2. Een twijgje uit een stronk
Eigenlijk is dat wat Jesaja ziet gebeuren. Een twijgje, een nieuw groen takje, dat uit zo’n afgehakte boomstronk omhoog groeit. Ineens valt zijn oog erop. Ik zie Jesaja ergens buiten Jeruzalem zitten, misschien wel op de Olijfberg. Hij is nog helemaal vol van de vorige profetie (slot van hoofdstuk 10). Met angstaanjagende woorden had hij de komst van het Assyrische leger geschilderd. Steeds dichterbij kwam het. Door dorpen heen, over de bergen, een spoor van vernieling laat het leger achter. Ajath, Migron, Michmas. Het ene dorp na het ander valt in handen van de vijand. Rama siddert, Gibea slaat op de vlucht. Daarknakken de eerste stammen al. Daar sneuvelen de ceders van de Libanon, ja zelfs de rijzigste bomen moeten er aan geloven. Tegen Assyriëis niets en niemand opgewassen. Ook Israel en zijn koningshuis zal onder de voet gelopen worden. De stam van Israël wordt omgehakt; ook Juda zal het onderspit delven. Alleen een stronk blijft er nog over.

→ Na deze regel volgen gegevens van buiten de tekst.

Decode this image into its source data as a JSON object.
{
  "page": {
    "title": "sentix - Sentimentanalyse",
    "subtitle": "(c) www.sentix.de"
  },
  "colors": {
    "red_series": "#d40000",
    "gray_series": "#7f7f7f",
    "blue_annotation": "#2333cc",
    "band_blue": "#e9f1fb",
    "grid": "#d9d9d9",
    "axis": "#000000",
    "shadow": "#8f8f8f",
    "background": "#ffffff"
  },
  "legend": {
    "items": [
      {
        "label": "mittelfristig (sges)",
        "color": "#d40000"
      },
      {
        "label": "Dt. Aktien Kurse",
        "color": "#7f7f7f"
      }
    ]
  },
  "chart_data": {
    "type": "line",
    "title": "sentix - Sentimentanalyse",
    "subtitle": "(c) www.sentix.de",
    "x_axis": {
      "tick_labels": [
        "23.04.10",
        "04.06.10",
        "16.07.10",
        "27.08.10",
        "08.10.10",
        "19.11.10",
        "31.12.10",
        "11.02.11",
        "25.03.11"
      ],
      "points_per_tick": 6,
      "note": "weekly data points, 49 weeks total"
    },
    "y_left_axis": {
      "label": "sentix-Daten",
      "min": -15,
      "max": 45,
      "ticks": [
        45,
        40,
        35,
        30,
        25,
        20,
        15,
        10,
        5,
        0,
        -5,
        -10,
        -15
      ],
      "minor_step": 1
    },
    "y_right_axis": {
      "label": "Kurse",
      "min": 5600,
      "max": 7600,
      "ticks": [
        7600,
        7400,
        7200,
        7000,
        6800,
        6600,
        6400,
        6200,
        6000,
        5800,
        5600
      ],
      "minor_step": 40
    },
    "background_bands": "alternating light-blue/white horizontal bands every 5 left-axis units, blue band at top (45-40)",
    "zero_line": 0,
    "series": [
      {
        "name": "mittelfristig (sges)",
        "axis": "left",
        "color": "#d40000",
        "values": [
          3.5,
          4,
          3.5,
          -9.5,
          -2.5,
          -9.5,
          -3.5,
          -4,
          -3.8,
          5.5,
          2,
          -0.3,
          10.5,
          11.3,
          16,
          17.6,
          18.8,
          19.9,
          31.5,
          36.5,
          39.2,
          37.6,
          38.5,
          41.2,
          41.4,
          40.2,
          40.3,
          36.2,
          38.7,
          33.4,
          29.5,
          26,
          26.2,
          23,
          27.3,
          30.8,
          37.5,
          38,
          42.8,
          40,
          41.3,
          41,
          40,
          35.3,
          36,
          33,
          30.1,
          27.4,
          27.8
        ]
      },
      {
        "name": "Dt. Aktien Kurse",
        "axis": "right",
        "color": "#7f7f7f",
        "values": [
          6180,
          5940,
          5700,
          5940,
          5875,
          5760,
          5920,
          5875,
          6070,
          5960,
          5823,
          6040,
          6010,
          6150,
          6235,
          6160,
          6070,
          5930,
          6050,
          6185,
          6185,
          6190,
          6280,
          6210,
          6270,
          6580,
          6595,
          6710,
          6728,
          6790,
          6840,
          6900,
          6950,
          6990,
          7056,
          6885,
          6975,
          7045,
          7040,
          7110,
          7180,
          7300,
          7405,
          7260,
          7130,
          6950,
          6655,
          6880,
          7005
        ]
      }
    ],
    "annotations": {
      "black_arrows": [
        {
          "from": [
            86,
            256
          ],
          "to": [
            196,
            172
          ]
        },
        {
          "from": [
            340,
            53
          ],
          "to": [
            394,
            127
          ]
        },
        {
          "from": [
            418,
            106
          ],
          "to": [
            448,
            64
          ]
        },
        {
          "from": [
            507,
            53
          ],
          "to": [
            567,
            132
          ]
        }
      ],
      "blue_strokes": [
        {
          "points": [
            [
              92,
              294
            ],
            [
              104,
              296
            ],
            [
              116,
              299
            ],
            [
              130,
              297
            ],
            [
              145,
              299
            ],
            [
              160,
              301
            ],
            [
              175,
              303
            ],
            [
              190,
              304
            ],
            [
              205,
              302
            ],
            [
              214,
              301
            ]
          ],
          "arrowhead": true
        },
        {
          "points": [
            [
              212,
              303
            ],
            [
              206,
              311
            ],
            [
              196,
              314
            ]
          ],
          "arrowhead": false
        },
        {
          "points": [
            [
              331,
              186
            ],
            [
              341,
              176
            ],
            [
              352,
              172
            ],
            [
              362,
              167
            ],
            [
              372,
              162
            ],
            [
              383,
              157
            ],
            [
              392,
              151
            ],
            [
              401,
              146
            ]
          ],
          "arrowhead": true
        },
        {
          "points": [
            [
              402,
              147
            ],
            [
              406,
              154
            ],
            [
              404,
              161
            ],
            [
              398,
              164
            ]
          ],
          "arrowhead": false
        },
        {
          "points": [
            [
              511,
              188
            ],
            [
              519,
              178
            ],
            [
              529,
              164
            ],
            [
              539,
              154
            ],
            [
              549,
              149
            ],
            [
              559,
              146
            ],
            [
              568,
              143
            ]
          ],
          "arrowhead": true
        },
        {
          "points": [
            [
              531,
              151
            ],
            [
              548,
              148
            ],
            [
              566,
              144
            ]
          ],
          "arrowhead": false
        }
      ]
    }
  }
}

En ze hebben het nog verdiend ook. Wat was er gebeurd? Het noordelijke rijk Israël had een verbond met Syrië gesloten. Men wilde een vuist maken tegen Assyrië en vroegen aan koning Achaz van Juda om mee te doen. Maar Achaz durft dat niet. Hij is in grote paniek. Wat moet hij doen. Dan komt de profeet Jesaja langs, met een woord van de Here. ‘Je hoeft niets te doen, vertrouw op de Here. Hij zal voor je zorgen.’ Maar Achaz slaat dat woord in de wind en achter de rug om van de koning van Israël en Syrië sluit hij een verbond met Assyrië. En dan gaat het mis. God trekt zijn beschermende handen af van de koning. Het leger van Assyrië valt binnen en verwoest niet allen Israël, maar trekt ook op naar de poorten van Jeruzalem. Wat zal er van Juda overblijven? Het zal net als het noordelijke 10 stammenrijk verwoest worden. De boom wordt afgehakt. Er blijft alleen een tronk over.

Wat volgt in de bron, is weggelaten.